In November, the UK Government announced the largest ever settlement for UK defence for at least 30 years, so there was much whooping and hollering. There was two weeks later some cold light of dawn; there are still big holes in the defence budget in the UK. I think there’s still much to do, and many cost savings, but in terms of that settlement and the fact we are now looking at a longer-term settlement rather than the annual budget fight for funds gave defence some confidence.

One of the key elements for why you spend on defence, of course, is that a government’s first role is to protect its state. There’s been a perception that we’ve spent the last 30 years focusing on non-peer adversaries in the Middle East, and we’re lifting our head up a little bit from that in the last couple of years, and we’re now looking at peer threat.

To be absolutely blunt, we’re looking at Russia and China.
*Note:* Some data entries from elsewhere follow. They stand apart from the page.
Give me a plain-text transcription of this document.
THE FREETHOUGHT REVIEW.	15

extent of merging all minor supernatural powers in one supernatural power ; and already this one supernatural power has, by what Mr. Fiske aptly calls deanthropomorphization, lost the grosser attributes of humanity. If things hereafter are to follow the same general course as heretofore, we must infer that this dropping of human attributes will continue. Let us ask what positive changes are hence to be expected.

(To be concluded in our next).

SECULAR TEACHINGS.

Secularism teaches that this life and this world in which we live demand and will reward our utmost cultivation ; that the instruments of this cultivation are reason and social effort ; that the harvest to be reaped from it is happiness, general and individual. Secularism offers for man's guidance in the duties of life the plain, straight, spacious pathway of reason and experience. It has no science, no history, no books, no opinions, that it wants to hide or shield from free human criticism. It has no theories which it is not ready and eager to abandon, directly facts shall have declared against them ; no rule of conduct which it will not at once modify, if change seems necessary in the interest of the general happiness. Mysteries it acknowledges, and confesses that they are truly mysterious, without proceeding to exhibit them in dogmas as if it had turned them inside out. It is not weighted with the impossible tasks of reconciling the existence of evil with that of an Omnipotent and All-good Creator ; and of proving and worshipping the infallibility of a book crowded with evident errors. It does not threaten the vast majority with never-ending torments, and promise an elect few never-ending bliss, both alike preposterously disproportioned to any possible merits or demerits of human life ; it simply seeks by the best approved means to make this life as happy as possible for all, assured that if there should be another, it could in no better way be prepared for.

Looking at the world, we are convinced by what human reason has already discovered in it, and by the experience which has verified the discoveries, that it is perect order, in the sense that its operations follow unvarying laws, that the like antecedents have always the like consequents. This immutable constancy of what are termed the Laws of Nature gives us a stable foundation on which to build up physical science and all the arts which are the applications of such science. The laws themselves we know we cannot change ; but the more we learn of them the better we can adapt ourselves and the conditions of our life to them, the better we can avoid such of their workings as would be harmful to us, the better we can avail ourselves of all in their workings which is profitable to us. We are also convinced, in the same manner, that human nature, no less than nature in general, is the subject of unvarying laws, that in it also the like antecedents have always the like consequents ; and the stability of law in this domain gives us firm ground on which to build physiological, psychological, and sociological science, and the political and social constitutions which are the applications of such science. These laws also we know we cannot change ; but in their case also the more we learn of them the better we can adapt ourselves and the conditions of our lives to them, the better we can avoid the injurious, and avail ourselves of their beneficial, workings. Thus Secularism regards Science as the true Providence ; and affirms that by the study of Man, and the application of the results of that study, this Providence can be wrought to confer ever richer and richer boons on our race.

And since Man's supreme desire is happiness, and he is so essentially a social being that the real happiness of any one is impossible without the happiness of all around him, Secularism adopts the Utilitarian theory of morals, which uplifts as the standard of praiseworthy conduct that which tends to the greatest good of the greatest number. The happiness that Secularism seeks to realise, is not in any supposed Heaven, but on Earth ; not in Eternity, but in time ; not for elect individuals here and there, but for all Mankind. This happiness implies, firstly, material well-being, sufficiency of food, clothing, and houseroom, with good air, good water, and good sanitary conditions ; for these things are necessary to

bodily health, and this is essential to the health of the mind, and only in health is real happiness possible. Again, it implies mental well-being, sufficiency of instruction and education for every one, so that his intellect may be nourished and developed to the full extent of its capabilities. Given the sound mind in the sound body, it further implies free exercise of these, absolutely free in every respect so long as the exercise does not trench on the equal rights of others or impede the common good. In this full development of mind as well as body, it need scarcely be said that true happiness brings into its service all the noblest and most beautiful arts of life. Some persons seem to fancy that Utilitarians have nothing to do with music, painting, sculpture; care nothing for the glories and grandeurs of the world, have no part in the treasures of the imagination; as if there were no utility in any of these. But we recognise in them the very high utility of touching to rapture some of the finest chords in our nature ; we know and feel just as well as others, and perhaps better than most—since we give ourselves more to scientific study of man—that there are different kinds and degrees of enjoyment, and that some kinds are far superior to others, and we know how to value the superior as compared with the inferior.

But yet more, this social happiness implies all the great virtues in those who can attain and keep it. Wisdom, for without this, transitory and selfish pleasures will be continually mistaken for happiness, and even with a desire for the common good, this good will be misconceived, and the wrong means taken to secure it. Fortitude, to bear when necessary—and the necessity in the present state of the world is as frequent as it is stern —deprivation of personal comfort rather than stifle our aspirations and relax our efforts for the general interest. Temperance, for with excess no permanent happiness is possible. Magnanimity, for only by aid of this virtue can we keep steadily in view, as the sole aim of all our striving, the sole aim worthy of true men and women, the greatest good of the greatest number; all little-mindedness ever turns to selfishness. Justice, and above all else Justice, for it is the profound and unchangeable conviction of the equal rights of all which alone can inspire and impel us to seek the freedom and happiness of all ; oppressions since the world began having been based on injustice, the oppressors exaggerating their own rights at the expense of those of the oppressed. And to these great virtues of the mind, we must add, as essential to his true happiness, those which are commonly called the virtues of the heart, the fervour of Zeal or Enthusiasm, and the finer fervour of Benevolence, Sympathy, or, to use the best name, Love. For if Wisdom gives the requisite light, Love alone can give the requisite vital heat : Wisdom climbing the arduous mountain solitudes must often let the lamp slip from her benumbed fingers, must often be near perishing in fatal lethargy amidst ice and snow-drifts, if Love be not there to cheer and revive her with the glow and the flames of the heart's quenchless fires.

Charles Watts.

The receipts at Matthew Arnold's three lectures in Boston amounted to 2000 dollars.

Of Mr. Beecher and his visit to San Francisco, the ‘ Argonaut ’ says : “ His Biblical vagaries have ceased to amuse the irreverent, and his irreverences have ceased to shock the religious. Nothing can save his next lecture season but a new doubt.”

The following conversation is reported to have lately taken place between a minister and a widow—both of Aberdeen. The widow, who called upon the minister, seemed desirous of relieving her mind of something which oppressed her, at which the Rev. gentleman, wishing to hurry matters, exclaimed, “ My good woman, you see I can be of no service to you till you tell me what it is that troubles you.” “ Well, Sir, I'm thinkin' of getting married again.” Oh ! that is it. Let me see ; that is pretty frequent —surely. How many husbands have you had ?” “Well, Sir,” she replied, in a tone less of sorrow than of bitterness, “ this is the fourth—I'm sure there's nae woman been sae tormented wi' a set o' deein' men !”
We’re looking at the way we’re being attacked by Russia in particular at the moment, we looked at the Solar Wind attack last year in the US. The initial analysis from Microsoft at the moment seemed to imply that there were at least 1,000 engineers working on that attack; that’s a significant amount of work by one state against another.
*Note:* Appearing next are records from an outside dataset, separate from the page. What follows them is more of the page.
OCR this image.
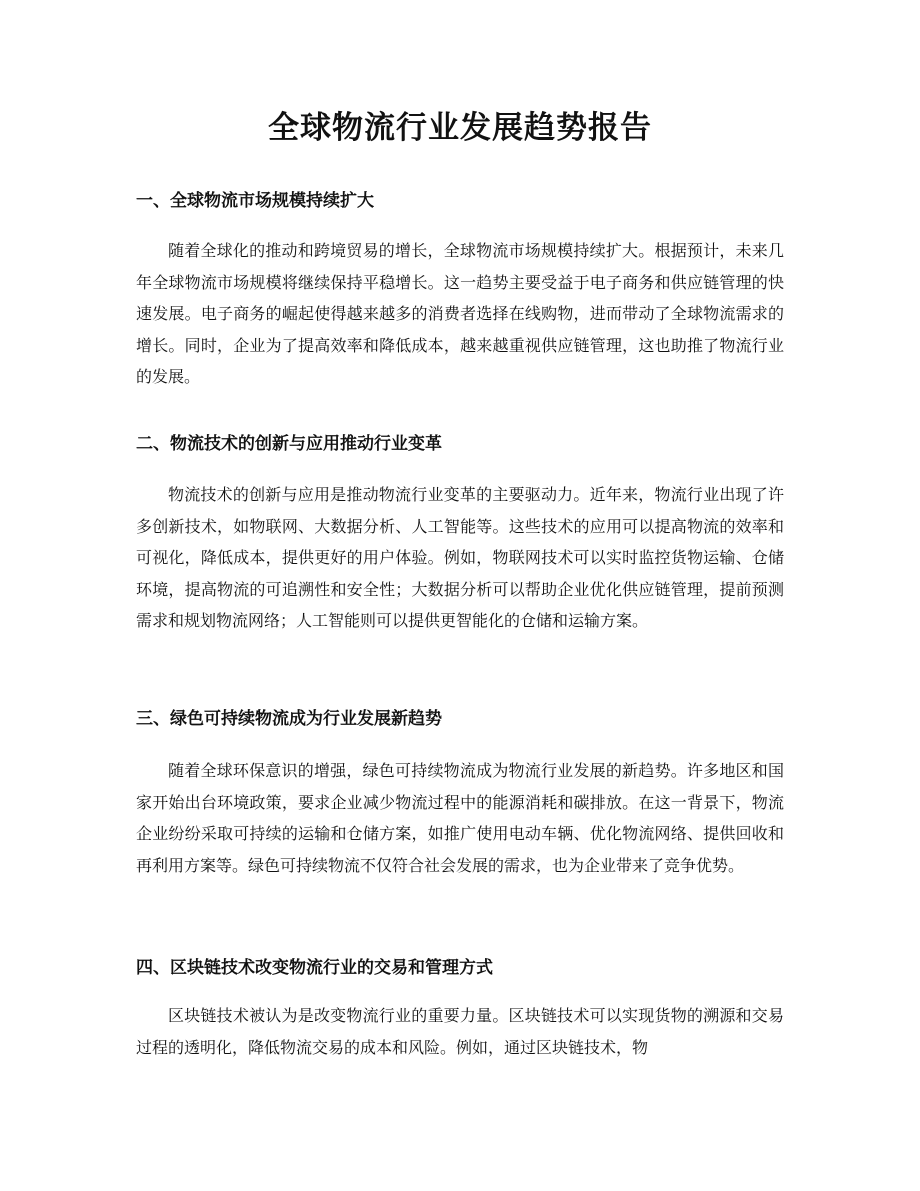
全球物流行业发展趋势报告
一、全球物流市场规模持续扩大

随着全球化的推动和跨境贸易的增长，全球物流市场规模持续扩大。根据预计，未来几年全球物流市场规模将继续保持平稳增长。这一趋势主要受益于电子商务和供应链管理的快速发展。电子商务的崛起使得越来越多的消费者选择在线购物，进而带动了全球物流需求的增长。同时，企业为了提高效率和降低成本，越来越重视供应链管理，这也助推了物流行业的发展。

二、物流技术的创新与应用推动行业变革

物流技术的创新与应用是推动物流行业变革的主要驱动力。近年来，物流行业出现了许多创新技术，如物联网、大数据分析、人工智能等。这些技术的应用可以提高物流的效率和可视化，降低成本，提供更好的用户体验。例如，物联网技术可以实时监控货物运输、仓储环境，提高物流的可追溯性和安全性；大数据分析可以帮助企业优化供应链管理，提前预测需求和规划物流网络；人工智能则可以提供更智能化的仓储和运输方案。

三、绿色可持续物流成为行业发展新趋势

随着全球环保意识的增强，绿色可持续物流成为物流行业发展的新趋势。许多地区和国家开始出台环境政策，要求企业减少物流过程中的能源消耗和碳排放。在这一背景下，物流企业纷纷采取可持续的运输和仓储方案，如推广使用电动车辆、优化物流网络、提供回收和再利用方案等。绿色可持续物流不仅符合社会发展的需求，也为企业带来了竞争优势。

四、区块链技术改变物流行业的交易和管理方式

区块链技术被认为是改变物流行业的重要力量。区块链技术可以实现货物的溯源和交易过程的透明化，降低物流交易的成本和风险。例如，通过区块链技术，物
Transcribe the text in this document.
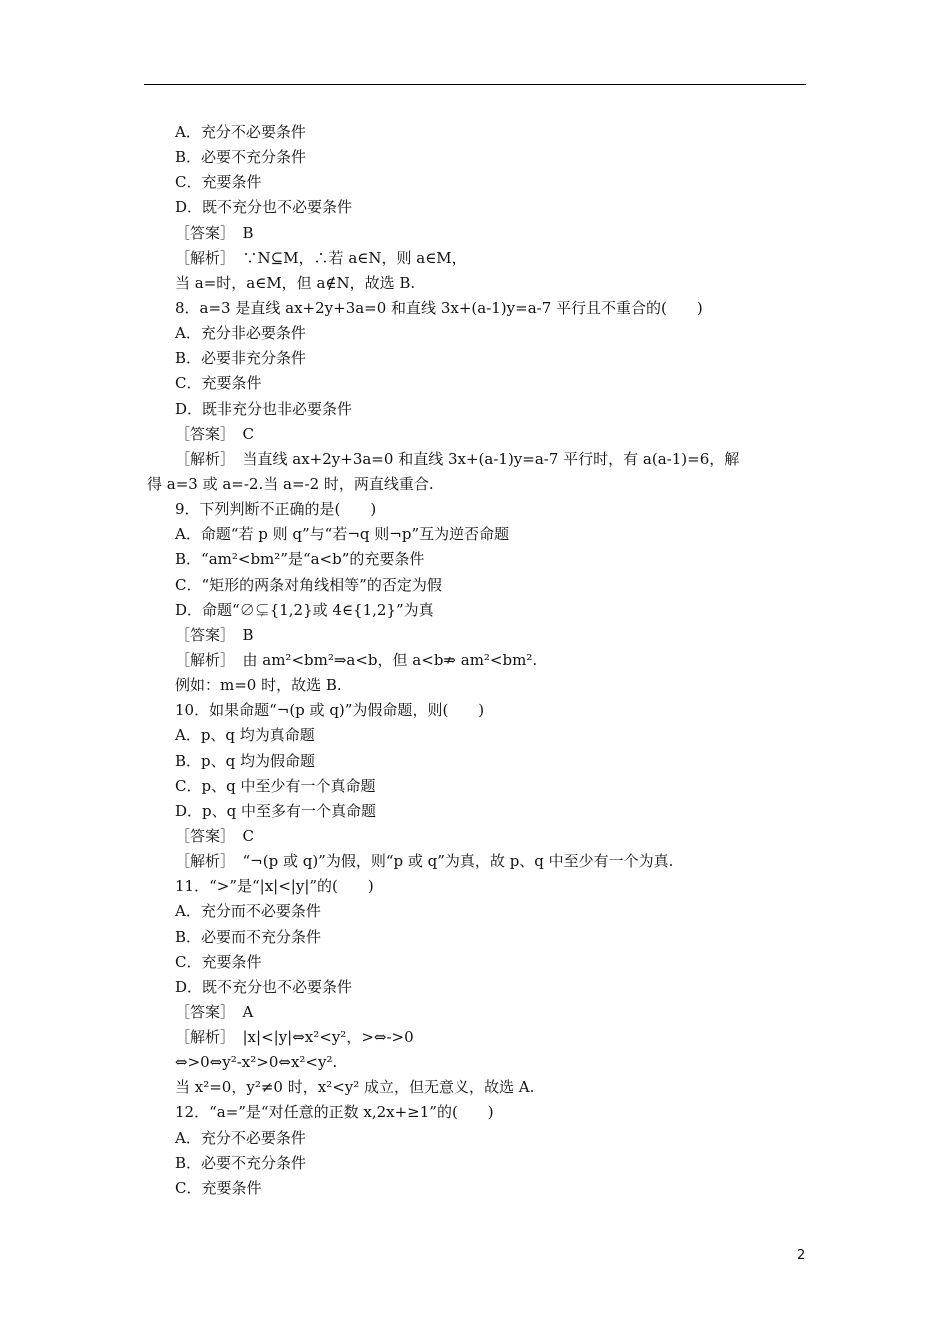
A．充分不必要条件
B．必要不充分条件
C．充要条件
D．既不充分也不必要条件
［答案］　B
［解析］　∵N⊆M，∴若 a∈N，则 a∈M，
当 a=时，a∈M，但 a∉N，故选 B.
8．a=3 是直线 ax+2y+3a=0 和直线 3x+(a-1)y=a-7 平行且不重合的(　　)
A．充分非必要条件
B．必要非充分条件
C．充要条件
D．既非充分也非必要条件
［答案］　C
［解析］　当直线 ax+2y+3a=0 和直线 3x+(a-1)y=a-7 平行时，有 a(a-1)=6，解
得 a=3 或 a=-2.当 a=-2 时，两直线重合.
9．下列判断不正确的是(　　)
A．命题“若 p 则 q”与“若¬q 则¬p”互为逆否命题
B．“am²<bm²”是“a<b”的充要条件
C．“矩形的两条对角线相等”的否定为假
D．命题“∅⊊{1,2}或 4∈{1,2}”为真
［答案］　B
［解析］　由 am²<bm²⇒a<b，但 a<b⇏ am²<bm².
例如：m=0 时，故选 B.
10．如果命题“¬(p 或 q)”为假命题，则(　　)
A．p、q 均为真命题
B．p、q 均为假命题
C．p、q 中至少有一个真命题
D．p、q 中至多有一个真命题
［答案］　C
［解析］　“¬(p 或 q)”为假，则“p 或 q”为真，故 p、q 中至少有一个为真.
11．“>”是“|x|<|y|”的(　　)
A．充分而不必要条件
B．必要而不充分条件
C．充要条件
D．既不充分也不必要条件
［答案］　A
［解析］　|x|<|y|⇔x²<y²，>⇔->0
⇔>0⇔y²-x²>0⇔x²<y².
当 x²=0，y²≠0 时，x²<y² 成立，但无意义，故选 A.
12．“a=”是“对任意的正数 x,2x+≥1”的(　　)
A．充分不必要条件
B．必要不充分条件
C．充要条件
2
That bleeds into that it may not be a kinetic war anymore in the way we described it. Certainly, when I was doing my first Gulf War bits and pieces from military bases in the UK and in Europe, we had no real perception that we can be attacked at home. I think now the cyber world tells us that there is no safe location anywhere in the world.

So rather than looking at that final mile for our logistics, we maybe have to look at the final 1,000, 3,000 miles; it’s a very different world. A part of what defence is going to have to do in the next few years is look at our what the threat is to us; what this grey zone is between real hard war and cyberattacks, what are we doing about that and how can we adapt our posture to do that?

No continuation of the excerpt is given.